The Fate of Private Student Loans
I have never hid my opinion from our readers that, if given a choice, federal student loans are far superior to private student loans. Federal student loans have lower interest rates, more favorable terms (such as income-based loan repayment), don’t require a co-signer, and freeze your repayments and interest while you’re in school. All these factors, coupled with the instability of the private loan market starting last fall, make federal student loans a much better option than private student loans for students.
Congress concurs, which is why a House committee recently took up a bill to more closely regulate private student loans within its overhaul of banking regulations. The Consumer Financial Protection Agency Act of 2009 created a new centralized federal agency to oversee various forms of consumer credit, including private student loans, credit cards and mortgages.
Meanwhile, the College Board issued its Trends in Student Aid Report, which shows that the amount of private student loans taken out in 2007-2008 dropped by more than 50 percent from the previous year. In 2009, students privately borrowed $11 billion — representing just 13% of the total student loan market for that year. In 2006-2007, $22.8 billion was borrowed, or 25% of the total market.

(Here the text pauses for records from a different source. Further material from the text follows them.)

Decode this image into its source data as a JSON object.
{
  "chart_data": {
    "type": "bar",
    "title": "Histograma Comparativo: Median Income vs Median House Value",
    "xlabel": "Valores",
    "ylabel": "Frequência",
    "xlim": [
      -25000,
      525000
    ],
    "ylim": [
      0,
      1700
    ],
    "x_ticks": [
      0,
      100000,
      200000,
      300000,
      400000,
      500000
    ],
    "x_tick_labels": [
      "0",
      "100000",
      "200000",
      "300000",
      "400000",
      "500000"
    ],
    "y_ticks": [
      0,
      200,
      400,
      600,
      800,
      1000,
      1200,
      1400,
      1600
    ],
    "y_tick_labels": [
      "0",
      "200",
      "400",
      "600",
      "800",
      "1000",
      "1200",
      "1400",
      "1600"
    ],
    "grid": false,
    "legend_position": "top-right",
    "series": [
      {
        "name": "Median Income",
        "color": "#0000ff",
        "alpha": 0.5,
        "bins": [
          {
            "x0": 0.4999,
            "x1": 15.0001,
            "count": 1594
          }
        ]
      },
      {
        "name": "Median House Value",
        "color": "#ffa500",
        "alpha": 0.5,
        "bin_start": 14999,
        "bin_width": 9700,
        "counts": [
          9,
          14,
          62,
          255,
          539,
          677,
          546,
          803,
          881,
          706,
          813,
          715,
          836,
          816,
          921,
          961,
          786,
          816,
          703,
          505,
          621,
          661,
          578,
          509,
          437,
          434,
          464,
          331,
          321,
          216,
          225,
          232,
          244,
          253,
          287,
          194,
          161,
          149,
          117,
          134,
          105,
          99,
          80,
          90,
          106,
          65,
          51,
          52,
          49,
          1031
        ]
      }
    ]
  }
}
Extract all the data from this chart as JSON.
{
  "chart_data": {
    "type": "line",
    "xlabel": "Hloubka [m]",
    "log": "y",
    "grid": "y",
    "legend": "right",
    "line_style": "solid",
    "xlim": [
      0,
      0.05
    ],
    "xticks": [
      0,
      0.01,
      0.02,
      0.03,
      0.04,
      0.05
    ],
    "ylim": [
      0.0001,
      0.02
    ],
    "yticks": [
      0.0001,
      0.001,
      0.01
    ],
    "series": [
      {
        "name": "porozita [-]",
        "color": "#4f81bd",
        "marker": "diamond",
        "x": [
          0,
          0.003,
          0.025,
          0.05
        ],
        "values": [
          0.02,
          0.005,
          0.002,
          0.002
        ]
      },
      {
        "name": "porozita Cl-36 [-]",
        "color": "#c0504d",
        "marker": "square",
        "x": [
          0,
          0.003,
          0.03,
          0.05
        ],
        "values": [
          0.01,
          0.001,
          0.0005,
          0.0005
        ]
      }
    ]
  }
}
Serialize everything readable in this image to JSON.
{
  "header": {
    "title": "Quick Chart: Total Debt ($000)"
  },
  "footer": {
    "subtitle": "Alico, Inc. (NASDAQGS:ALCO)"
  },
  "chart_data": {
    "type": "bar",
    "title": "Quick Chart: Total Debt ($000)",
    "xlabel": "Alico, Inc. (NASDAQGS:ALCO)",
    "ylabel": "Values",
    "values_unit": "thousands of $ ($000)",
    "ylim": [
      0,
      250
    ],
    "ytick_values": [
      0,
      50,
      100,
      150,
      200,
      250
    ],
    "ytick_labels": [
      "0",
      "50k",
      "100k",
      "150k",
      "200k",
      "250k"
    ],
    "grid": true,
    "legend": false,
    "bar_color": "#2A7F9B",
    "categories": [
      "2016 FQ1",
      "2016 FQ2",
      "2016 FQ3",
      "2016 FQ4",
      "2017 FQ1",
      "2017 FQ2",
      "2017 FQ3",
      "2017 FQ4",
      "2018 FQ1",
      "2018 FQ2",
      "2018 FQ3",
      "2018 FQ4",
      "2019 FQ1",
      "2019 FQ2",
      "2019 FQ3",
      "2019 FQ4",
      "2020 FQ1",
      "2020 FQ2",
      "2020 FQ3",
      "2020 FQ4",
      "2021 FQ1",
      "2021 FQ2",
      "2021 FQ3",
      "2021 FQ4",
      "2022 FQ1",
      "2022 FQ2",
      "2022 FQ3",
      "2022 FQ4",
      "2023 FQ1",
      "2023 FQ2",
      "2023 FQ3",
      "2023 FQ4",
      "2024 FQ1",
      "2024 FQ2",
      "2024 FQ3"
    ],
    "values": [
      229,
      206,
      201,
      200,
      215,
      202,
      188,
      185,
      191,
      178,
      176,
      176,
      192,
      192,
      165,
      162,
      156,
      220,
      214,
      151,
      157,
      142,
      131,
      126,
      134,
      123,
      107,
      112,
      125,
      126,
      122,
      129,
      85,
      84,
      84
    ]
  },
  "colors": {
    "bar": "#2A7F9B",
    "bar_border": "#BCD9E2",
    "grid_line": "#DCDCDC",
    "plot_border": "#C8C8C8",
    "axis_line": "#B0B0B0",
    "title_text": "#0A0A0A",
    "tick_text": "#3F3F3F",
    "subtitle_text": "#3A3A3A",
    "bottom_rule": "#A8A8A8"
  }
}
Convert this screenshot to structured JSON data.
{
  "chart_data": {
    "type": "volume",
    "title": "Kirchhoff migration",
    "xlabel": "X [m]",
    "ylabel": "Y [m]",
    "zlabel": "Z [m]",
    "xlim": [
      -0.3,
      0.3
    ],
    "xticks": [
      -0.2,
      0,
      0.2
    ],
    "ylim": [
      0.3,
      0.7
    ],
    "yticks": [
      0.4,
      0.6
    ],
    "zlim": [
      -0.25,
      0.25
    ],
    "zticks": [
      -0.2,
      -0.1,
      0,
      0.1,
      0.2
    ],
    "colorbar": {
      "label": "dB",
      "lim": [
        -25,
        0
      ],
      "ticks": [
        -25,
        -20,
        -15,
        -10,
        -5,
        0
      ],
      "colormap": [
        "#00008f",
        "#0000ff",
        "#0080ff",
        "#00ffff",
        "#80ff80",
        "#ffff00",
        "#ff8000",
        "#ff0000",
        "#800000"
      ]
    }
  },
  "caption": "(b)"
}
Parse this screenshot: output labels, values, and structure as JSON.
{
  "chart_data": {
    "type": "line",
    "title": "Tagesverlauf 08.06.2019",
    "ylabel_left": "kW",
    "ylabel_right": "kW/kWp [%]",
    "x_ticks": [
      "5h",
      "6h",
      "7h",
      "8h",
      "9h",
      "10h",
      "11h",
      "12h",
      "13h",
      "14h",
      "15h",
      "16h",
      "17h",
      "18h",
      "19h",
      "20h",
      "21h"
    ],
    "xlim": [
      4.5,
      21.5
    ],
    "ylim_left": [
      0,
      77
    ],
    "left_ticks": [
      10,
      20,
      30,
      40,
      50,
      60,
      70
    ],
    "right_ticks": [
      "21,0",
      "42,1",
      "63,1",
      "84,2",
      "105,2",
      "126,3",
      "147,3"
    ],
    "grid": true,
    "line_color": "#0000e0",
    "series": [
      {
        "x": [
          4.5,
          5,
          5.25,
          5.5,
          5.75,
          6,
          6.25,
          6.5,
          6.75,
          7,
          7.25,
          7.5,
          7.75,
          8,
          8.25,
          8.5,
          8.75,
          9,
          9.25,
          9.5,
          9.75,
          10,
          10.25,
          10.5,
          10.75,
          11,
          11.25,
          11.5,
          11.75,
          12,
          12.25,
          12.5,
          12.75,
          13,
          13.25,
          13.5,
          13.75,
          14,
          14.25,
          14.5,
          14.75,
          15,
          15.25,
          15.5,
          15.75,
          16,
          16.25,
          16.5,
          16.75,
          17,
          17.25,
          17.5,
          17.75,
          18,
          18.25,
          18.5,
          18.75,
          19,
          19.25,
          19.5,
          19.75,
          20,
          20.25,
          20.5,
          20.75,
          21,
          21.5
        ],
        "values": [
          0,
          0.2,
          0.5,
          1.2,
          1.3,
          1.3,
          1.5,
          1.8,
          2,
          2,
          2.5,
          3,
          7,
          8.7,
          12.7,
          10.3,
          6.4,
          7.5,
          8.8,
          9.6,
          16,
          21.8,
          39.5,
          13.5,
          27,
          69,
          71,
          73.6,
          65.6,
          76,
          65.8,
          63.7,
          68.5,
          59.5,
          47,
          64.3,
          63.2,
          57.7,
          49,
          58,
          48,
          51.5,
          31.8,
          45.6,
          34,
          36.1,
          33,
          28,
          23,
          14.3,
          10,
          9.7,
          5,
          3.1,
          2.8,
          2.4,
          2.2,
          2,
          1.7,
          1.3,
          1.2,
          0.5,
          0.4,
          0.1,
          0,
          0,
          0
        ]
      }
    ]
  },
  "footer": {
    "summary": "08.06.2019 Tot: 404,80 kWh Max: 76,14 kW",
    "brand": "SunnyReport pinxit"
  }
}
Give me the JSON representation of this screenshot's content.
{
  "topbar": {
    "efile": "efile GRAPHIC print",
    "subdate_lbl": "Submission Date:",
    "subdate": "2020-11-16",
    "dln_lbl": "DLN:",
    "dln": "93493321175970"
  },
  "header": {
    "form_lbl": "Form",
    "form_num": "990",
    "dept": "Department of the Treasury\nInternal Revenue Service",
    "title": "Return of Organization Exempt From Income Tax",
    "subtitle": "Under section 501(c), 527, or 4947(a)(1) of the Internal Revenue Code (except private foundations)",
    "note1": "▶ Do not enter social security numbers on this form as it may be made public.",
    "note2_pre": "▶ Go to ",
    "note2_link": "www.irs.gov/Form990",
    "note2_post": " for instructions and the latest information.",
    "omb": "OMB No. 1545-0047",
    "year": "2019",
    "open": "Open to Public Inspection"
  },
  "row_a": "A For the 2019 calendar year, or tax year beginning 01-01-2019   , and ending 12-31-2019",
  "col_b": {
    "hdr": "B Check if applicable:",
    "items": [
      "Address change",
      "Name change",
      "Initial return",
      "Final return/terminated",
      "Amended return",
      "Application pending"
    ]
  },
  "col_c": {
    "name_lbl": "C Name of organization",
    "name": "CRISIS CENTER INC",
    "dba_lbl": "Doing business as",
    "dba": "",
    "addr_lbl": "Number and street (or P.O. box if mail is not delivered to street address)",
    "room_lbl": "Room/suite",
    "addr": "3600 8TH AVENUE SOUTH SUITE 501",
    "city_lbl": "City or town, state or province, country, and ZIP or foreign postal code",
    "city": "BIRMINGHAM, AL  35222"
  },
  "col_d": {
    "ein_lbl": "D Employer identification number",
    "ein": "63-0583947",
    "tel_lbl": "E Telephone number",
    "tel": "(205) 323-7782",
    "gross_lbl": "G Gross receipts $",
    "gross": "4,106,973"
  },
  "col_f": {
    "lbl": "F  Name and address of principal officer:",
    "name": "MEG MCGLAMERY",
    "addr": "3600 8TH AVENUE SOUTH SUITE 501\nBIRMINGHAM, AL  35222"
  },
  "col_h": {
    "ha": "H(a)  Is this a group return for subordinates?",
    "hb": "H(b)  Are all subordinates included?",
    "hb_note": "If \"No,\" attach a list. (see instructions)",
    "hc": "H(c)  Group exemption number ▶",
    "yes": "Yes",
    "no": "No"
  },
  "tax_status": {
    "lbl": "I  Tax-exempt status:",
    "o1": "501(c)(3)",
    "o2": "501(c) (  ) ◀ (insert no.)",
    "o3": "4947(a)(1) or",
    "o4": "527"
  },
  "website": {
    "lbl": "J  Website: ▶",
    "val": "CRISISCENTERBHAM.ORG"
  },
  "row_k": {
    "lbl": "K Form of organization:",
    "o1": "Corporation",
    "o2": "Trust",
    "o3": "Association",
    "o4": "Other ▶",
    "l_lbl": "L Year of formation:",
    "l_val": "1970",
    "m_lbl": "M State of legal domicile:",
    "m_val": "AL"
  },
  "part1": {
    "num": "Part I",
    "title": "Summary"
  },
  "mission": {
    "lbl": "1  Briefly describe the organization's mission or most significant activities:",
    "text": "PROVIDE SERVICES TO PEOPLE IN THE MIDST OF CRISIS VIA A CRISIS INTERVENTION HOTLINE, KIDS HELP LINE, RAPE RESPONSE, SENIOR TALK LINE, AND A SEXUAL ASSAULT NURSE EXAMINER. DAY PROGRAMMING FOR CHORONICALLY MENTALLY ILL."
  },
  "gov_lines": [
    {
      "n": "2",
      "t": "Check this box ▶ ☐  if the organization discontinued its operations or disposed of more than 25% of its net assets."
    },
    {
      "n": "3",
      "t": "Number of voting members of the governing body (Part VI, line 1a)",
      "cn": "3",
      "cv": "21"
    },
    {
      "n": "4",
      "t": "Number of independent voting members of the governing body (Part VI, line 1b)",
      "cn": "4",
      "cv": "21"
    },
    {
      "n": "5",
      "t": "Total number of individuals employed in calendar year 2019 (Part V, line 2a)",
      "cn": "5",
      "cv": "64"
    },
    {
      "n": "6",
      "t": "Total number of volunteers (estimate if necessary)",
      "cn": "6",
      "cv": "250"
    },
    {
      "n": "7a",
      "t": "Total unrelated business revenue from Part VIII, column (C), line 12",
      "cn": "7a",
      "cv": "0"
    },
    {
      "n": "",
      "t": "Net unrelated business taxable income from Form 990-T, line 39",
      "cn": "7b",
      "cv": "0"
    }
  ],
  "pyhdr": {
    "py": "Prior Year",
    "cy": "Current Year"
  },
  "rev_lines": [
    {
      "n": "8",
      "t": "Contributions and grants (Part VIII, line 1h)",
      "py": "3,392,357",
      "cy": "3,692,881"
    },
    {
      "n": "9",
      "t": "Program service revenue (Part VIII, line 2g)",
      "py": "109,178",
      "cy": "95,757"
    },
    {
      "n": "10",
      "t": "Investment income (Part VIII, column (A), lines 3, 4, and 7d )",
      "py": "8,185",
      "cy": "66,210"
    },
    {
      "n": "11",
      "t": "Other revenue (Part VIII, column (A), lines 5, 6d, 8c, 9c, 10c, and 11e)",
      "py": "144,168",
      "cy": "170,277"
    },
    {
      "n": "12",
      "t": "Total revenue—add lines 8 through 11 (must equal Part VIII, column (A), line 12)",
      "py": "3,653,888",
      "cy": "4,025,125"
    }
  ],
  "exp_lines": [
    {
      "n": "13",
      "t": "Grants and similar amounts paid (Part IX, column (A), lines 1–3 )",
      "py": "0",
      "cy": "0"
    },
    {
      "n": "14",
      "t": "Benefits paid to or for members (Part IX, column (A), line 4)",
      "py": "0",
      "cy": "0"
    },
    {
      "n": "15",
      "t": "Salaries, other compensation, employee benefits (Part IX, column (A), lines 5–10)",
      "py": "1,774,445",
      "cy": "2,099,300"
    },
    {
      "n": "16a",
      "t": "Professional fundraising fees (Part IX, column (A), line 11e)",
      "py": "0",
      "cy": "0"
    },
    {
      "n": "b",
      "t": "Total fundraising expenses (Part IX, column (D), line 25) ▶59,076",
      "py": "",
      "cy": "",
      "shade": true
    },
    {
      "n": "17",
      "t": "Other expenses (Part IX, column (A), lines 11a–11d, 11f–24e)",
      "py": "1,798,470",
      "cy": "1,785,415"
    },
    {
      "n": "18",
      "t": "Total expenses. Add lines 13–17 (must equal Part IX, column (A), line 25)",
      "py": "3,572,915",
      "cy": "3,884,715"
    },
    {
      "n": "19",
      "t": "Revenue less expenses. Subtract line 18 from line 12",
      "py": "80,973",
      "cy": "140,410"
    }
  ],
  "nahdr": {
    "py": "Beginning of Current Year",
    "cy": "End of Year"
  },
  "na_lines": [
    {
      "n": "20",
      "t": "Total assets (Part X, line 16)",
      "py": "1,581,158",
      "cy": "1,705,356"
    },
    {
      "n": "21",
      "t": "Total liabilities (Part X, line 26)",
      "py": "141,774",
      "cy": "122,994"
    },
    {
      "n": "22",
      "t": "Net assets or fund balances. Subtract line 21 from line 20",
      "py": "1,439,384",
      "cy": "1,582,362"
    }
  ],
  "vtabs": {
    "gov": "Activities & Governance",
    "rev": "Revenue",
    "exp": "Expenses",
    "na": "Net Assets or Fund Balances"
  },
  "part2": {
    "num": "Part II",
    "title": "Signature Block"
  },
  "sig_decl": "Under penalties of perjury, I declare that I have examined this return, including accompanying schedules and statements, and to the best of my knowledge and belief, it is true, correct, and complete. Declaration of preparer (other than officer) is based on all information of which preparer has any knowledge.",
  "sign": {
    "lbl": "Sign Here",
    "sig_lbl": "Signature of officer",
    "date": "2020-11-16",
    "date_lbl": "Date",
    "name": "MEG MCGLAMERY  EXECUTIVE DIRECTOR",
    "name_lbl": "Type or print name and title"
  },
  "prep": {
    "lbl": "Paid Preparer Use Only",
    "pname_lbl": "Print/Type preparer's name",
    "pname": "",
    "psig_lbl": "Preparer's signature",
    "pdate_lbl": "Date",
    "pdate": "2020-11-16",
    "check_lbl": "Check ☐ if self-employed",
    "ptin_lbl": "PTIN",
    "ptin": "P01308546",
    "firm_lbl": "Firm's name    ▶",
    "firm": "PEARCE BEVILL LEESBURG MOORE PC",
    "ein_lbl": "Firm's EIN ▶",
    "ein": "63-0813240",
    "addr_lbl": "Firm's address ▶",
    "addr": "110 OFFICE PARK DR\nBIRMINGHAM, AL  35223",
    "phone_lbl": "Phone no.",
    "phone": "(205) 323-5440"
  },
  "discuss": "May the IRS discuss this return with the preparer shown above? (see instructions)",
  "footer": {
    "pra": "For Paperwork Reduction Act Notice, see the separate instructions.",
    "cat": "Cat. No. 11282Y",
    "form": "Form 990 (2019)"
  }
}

Did everyone suddenly realize that federal loans were a better deal? Maybe, but there not necessarily, say the experts. There were a variety of factors that led to the scale-back, including:
- Tightening up of the financial markets — there are now fewer private lenders, with tighter restrictions on eligible borrowers
- More families are qualifying for federal student loans now, with so many out-of-work parents
- Congress increased the federal limits on federal student loans from $23K to $31K for ‘dependent’ undergrads recently — more money to borrow federally, making private loans less necessary
Are you seeing this trend in your family? Do you prefer federal student loans to private student loans?